Genome-wide association studies (GWAS) are a critical tool in the detection of genes involved in complex diseases such as diabetes and cancer or traits such as height and obesity. GWASs determine these links by identifying single letter DNA mutations that appear more frequently in individuals with a disease or trait of interest.
However, significant follow-up work is needed to understand the mechanism of action of these mutations. Most disease-associated variants do not alter the function of a gene but instead change the amount of the gene copied in the cells. These studies are unable to determine a causal relationship due to factors such as gene regulation – a genetic variant may instead contribute to altered expression levels of true causal genes, which remain undetected by a GWAS.
A famous example of this issue is a mutation that was identified as strongly linked with obesity. Found near the gene FTO, scientists long assumed that this mutation and FTO were directly linked. However, this was proven untrue last year by Marcelo Nobrega, PhD, associate professor of human genetics, and his team. Instead, the mutation affected the regulation of the gene IRX3, located far away on the genome, which was the actual “obesity” gene.
Now, a new computational method developed by a team led by Hae Kyung Im, PhD, research associate (assistant professor) of genetic medicine, addresses this problem and improves the detection of genes that are likely to be causal for complex diseases and biological traits. The method, PrediXcan, estimates gene expression levels across the whole genome – a better measure of biological action than single mutations – and integrates it with GWAS data. PrediXcan has the potential to identify gene targets for therapeutic applications faster and with greater accuracy than traditional methods. It is described online in Nature Genetics on Aug 10, 2015.

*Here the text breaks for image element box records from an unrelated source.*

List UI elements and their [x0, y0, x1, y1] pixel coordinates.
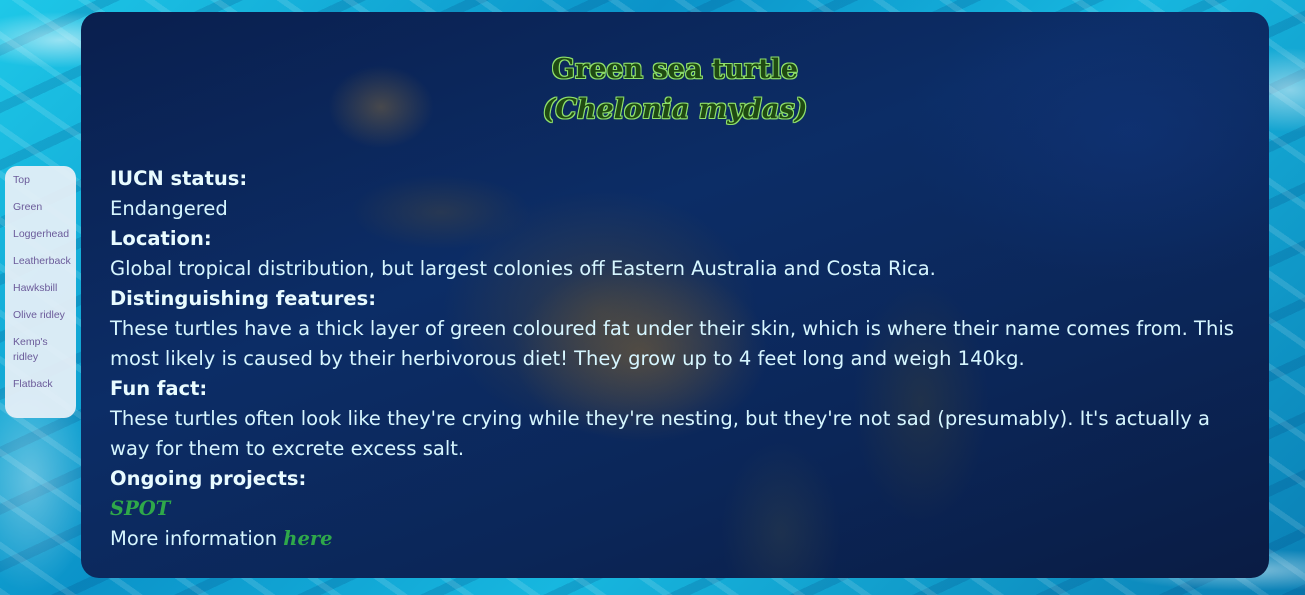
- species-title: Green sea turtle (Chelonia mydas): [81, 50, 1269, 130]
- nav-link-leatherback[interactable]: Leatherback: [13, 254, 73, 269]
- species-scientific-name: (Chelonia mydas): [542, 94, 808, 125]
- more-information-link[interactable]: here: [283, 527, 332, 550]
- fun-fact-value: These turtles often look like they're cr…: [110, 407, 1210, 460]
- species-details: IUCN status: Endangered Location: Global…: [110, 164, 1242, 554]
- species-common-name: Green sea turtle: [551, 54, 799, 85]
- nav-link-loggerhead[interactable]: Loggerhead: [13, 227, 73, 242]
- nav-link-hawksbill[interactable]: Hawksbill: [13, 281, 73, 296]
- features-label: Distinguishing features:: [110, 287, 377, 310]
- side-navigation: Top Green Loggerhead Leatherback Hawksbi…: [5, 166, 76, 418]
- nav-link-kemps-ridley[interactable]: Kemp's ridley: [13, 335, 73, 365]
- features-value: These turtles have a thick layer of gree…: [110, 317, 1234, 370]
- nav-link-flatback[interactable]: Flatback: [13, 377, 73, 392]
- iucn-status-label: IUCN status:: [110, 167, 248, 190]
- ongoing-projects-label: Ongoing projects:: [110, 467, 307, 490]
- location-value: Global tropical distribution, but larges…: [110, 257, 936, 280]
- location-label: Location:: [110, 227, 212, 250]
- more-information-line: More information here: [110, 524, 1242, 554]
- project-link-spot[interactable]: SPOT: [110, 494, 170, 524]
- fun-fact-label: Fun fact:: [110, 377, 208, 400]
- species-card: Green sea turtle (Chelonia mydas) IUCN s…: [81, 12, 1269, 578]
- nav-link-top[interactable]: Top: [13, 173, 73, 188]
- nav-link-green[interactable]: Green: [13, 200, 73, 215]
- nav-link-olive-ridley[interactable]: Olive ridley: [13, 308, 73, 323]
- iucn-status-value: Endangered: [110, 197, 228, 220]
- more-information-text: More information: [110, 527, 284, 550]
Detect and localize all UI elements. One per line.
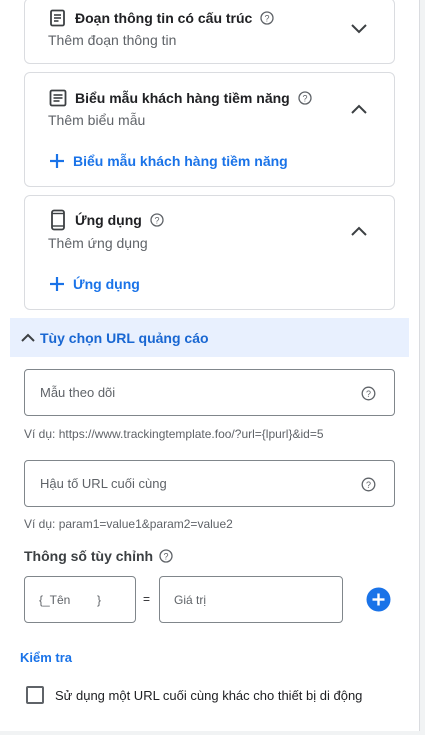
structured-snippet-subtitle: Thêm đoạn thông tin	[48, 32, 177, 48]
help-icon[interactable]: ?	[260, 11, 274, 25]
plus-icon	[50, 154, 64, 168]
final-url-suffix-field[interactable]: ?	[24, 460, 395, 507]
final-url-suffix-hint: Ví dụ: param1=value1&param2=value2	[24, 517, 233, 531]
tracking-template-field[interactable]: ?	[24, 369, 395, 416]
custom-params-title-row: Thông số tùy chỉnh ?	[24, 548, 173, 564]
svg-text:?: ?	[302, 93, 307, 103]
app-header: Ứng dụng ?	[49, 209, 164, 231]
plus-icon	[50, 277, 64, 291]
help-icon[interactable]: ?	[150, 213, 164, 227]
test-link[interactable]: Kiểm tra	[20, 650, 72, 665]
add-custom-param-button[interactable]	[366, 587, 391, 612]
custom-params-title: Thông số tùy chỉnh	[24, 548, 154, 564]
url-options-section-toggle[interactable]: Tùy chọn URL quảng cáo	[10, 318, 409, 357]
structured-snippet-card[interactable]: Đoạn thông tin có cấu trúc ? Thêm đoạn t…	[24, 0, 395, 64]
mobile-url-checkbox-row[interactable]: Sử dụng một URL cuối cùng khác cho thiết…	[26, 686, 362, 704]
url-options-section-label: Tùy chọn URL quảng cáo	[40, 329, 209, 346]
chevron-up-icon	[21, 333, 35, 342]
scrollbar-track[interactable]	[419, 0, 425, 735]
chevron-down-icon[interactable]	[350, 23, 368, 35]
lead-form-subtitle: Thêm biểu mẫu	[48, 112, 146, 128]
svg-text:?: ?	[154, 215, 159, 225]
chevron-up-icon[interactable]	[350, 225, 368, 237]
final-url-suffix-input[interactable]	[25, 461, 394, 506]
bottom-divider	[0, 731, 425, 735]
form-icon	[49, 89, 67, 107]
tracking-template-input[interactable]	[25, 370, 394, 415]
add-lead-form-button[interactable]: Biểu mẫu khách hàng tiềm năng	[49, 153, 288, 169]
svg-text:?: ?	[164, 551, 169, 561]
custom-param-name-field[interactable]	[24, 576, 136, 623]
add-app-button[interactable]: Ứng dụng	[49, 276, 140, 292]
equals-sign: =	[143, 592, 151, 606]
tracking-template-hint: Ví dụ: https://www.trackingtemplate.foo/…	[24, 427, 324, 441]
custom-param-value-field[interactable]	[159, 576, 343, 623]
structured-snippet-title: Đoạn thông tin có cấu trúc	[75, 10, 253, 26]
add-app-label: Ứng dụng	[73, 276, 140, 292]
page: Đoạn thông tin có cấu trúc ? Thêm đoạn t…	[0, 0, 425, 735]
structured-snippet-header: Đoạn thông tin có cấu trúc ?	[49, 9, 274, 27]
app-title: Ứng dụng	[75, 212, 142, 228]
add-lead-form-label: Biểu mẫu khách hàng tiềm năng	[73, 153, 288, 169]
svg-text:?: ?	[366, 389, 371, 399]
mobile-url-checkbox[interactable]	[26, 686, 44, 704]
help-icon[interactable]: ?	[361, 386, 376, 401]
svg-text:?: ?	[265, 13, 270, 23]
svg-text:?: ?	[366, 480, 371, 490]
chevron-up-icon[interactable]	[350, 103, 368, 115]
help-icon[interactable]: ?	[298, 91, 312, 105]
help-icon[interactable]: ?	[361, 477, 376, 492]
mobile-url-checkbox-label: Sử dụng một URL cuối cùng khác cho thiết…	[55, 687, 363, 703]
custom-param-name-input[interactable]	[25, 577, 135, 622]
lead-form-header: Biểu mẫu khách hàng tiềm năng ?	[49, 89, 312, 107]
phone-icon	[51, 209, 65, 231]
lead-form-title: Biểu mẫu khách hàng tiềm năng	[75, 90, 290, 106]
help-icon[interactable]: ?	[159, 549, 173, 563]
custom-param-value-input[interactable]	[160, 577, 342, 622]
app-card[interactable]: Ứng dụng ? Thêm ứng dụng Ứng dụng	[24, 195, 395, 310]
document-icon	[50, 9, 65, 27]
lead-form-card[interactable]: Biểu mẫu khách hàng tiềm năng ? Thêm biể…	[24, 72, 395, 187]
app-subtitle: Thêm ứng dụng	[48, 235, 148, 251]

“PrediXcan tells us which genes are more likely to affect a disease or trait by learning the relationship between genotype, gene expression levels from large-scale transcriptome studies, and disease associations from GWAS studies,” said Im. “This is the first method that accounts for the mechanisms of gene regulation, and can be applied to any heritable disease or phenotype.”
Transcriptome studies such as the National Institute of Health’s Genotype-Tissue Expression (GTEx) program aim to overcome this limitation by studying gene expression levels and regulation mechanisms and their relationship with diseases, instead of only DNA sequence. But transcriptome studies also have significant limitations, such an inability to determine reverse causality – whether gene expression levels are altered by disease, or whether disease arises due to altered gene expression.
To develop a method of detecting associations between genes and traits that avoids these issues, Im and her colleagues integrated both transcriptome and GWAS data into a single computational framework, which they named PrediXcan. The method uses algorithms to learn how genome sequence influences gene expression, based on large-scale transcriptome datasets such as GTEx. This can then be used to create estimates of gene expression levels from any whole genome sequence or chip dataset.
Genomes that have been sequenced as part of a GWAS can be run through PrediXcan to generate a gene expression level profile, which is then analyzed to determine the association between gene expression levels and the disease states or the trait of interest being studied.
The method not only can identify potentially causal genes, it can determine directionality – whether high or low levels of expression might cause the disease or trait. As calculations are based on DNA sequence data and not physical measurements, it can tease apart the genetically determined component of gene expression from the effects of the trait itself (avoiding reverse causality) and other factors such as environment. With PrediXcan, validation studies only need to test a few thousand genes at most, instead of millions of potential single mutations. In addition, the method can be used to reanalyze existing genomic datasets with a focus on mechanism in a high-throughput manner, addressing a major gap in GWAS studies.
“This integrates what we know about consequences of genetic variation in the transcriptome in order to discover genes, instead of just looking at mutations,” Im said. “In a way, we’re modeling one mechanism through which genes affect disease or traits, which is the regulation of gene expression level.”
While PrediXcan can discover links between genes and traits in a high-throughput manner, Im notes that because it creates estimates based on genome sequence data, it is most accurate for strongly heritable traits. However, almost every complex trait or disease has a genetic component. The method can be used to predict the influence of that component, reducing the complexity of follow-up studies.
Im is now working to improve the prediction of PrediXcan and applying it to mental health disorders. In addition, she is working to expand it beyond gene expression levels, to predict the links between diseases or traits and protein levels, epigenetics and other measurements that can be estimated based on genomic data.
“GWAS studies have been incredibly successful at finding genetic links to disease, but they have been unable to account for mechanism,” Im said. “We now have a computational method that allows us to understand the consequences of GWAS studies.”
The study, “A gene-based association method for mapping traits using reference transcriptome data,” was funded by the National Institutes of Health. Additional authors include Eric R Gamazon, Heather E Wheeler, Kaanan P Shah, Sahar V Mozaffari, Keston Aquino-Michaels, Robert J Carroll, Anne E Eyler, Joshua C Denny, the GTEx Consortium, Dan L Nicolae and Nancy J Cox.